Mon existence alors ne se balance plus entre le oui ou le non mais s’entraîne à faire face à une infinité d’espaces où les possibles sont la raison. Un cordon ombilical me lie aux étoiles et je marche comme une onde sur des tapis volants. Le temps semble s’être fait sable et plus rien n’a de sens.
Dans ces moments, il m’est difficile de reconnaître l’autre et les limites qu’il impose à sa réalité bicéphale. D’entendre son langage, de comprendre les doubles sens. Et je sens combien c’est difficile pour certains d’admettre que le monde qui me submerge n’a pas que trois dimensions mais que sa réalité en possède plus que nous ne pouvons l’imaginer.
Ce ne sont pas des états qui me font perdre la conscience mais qui au contraire me confrontent à une réalité qu’on ne peut que rêver. Que se résoudre à la nier, c’est comme se crever les yeux, s’amputer de facultés qui nous sont nécessaires pour progresser.
Mes mots, mes tentatives d’encercler la poésie comme si j’avais à la dessiner comme une galaxie ne représentent rien. Rien qu’une particule d’un néant en train de se perdre en voyageant dans ce que j’en ressens.

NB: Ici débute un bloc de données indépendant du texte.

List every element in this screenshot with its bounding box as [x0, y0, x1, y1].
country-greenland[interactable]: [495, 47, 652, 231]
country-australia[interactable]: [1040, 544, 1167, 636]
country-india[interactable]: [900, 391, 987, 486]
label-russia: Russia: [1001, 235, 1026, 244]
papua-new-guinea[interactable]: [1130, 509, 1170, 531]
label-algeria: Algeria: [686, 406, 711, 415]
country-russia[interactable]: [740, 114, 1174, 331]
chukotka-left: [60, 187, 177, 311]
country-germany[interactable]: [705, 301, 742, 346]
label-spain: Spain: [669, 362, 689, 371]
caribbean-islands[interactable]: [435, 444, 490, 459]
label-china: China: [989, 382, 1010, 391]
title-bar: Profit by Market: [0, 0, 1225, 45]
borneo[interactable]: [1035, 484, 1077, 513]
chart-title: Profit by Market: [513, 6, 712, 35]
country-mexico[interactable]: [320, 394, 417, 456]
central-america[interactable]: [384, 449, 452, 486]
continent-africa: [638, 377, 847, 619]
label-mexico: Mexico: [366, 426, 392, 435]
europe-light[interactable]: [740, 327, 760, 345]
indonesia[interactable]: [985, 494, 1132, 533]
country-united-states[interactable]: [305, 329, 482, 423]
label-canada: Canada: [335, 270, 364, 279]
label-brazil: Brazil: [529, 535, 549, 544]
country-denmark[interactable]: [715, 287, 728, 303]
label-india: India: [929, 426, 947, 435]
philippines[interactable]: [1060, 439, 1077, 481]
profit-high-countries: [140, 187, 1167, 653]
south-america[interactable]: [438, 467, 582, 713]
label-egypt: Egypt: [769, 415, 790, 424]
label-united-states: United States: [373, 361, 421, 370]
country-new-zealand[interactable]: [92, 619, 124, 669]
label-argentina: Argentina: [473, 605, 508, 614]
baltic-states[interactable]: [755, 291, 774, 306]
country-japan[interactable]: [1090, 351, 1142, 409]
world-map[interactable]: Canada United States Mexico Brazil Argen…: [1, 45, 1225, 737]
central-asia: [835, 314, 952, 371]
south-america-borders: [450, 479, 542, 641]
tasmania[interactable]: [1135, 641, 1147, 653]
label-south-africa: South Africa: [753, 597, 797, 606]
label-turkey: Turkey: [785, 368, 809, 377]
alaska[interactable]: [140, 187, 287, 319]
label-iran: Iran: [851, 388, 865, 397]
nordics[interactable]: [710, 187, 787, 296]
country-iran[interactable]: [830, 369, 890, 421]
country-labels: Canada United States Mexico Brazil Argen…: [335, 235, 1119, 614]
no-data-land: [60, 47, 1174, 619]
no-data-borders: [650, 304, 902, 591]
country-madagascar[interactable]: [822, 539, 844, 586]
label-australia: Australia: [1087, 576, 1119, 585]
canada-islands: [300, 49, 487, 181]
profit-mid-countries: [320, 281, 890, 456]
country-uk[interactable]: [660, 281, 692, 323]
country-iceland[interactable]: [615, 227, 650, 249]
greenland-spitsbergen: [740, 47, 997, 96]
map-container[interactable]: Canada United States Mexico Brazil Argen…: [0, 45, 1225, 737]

Dans le pli d’un tissu, je reconnais le geste ondoyant et ample de tes idées comme des caresses pour la pensée. Dans les musiques qui charment les heures de mes journées les plus froides, j’entends encore faiblement ta voix, tes rires, petites graines de sable. Tu me manques tellement de fois. Pour goûter la chaleur d’un café, pour pouvoir marcher dans la rue et affronter ces troupeaux de bruits et les horreurs. Tu as oublié de me dire comment gravir les rochers et franchir les fossés.
Le jour, je sens la lune docile nager dans la nuée comme si elle était ton âme, petit poisson perdu dans l’éternité me suivant de loin. Je te sens comme les nénuphars surgissant de la nuit, trouant l’obscurité du lac qui les retient, je te sais narguant la mort en lui montrant le sourire de quelques pétales et ton cœur jaune ensoleillé.
Certaines nuits, tu réapparais dans les plis discrets d’une bouche endormie. Il n’en reste parfois plus qu’un cil. Ta luminosité est dorée et pleine, comme si tu avais mangé le soleil pour en faire cette crème qui calme mes plaies.
Je collectionne toutes tes apparitions dans tous les sourires enfantés par la lumière. Je n’ai jamais cessé d’aimer, de m’accrocher fébrilement à la moindre miette de beauté, à son ombre. Je refuse de croire en la laideur et de lui succomber en implorant le néant. Je vais partout suivant tes aurores, auréolant, me gorgeant de toutes les luminescences et de tes respirations. J’ai confié mes élans à tes rivages, à la lune rousse et adorable. Je la porte comme une couronne sur la tête, elle m’emporte comme une montgolfière là où les dragons zélés de la cruauté et du manque sont terrassés en une seule phrase.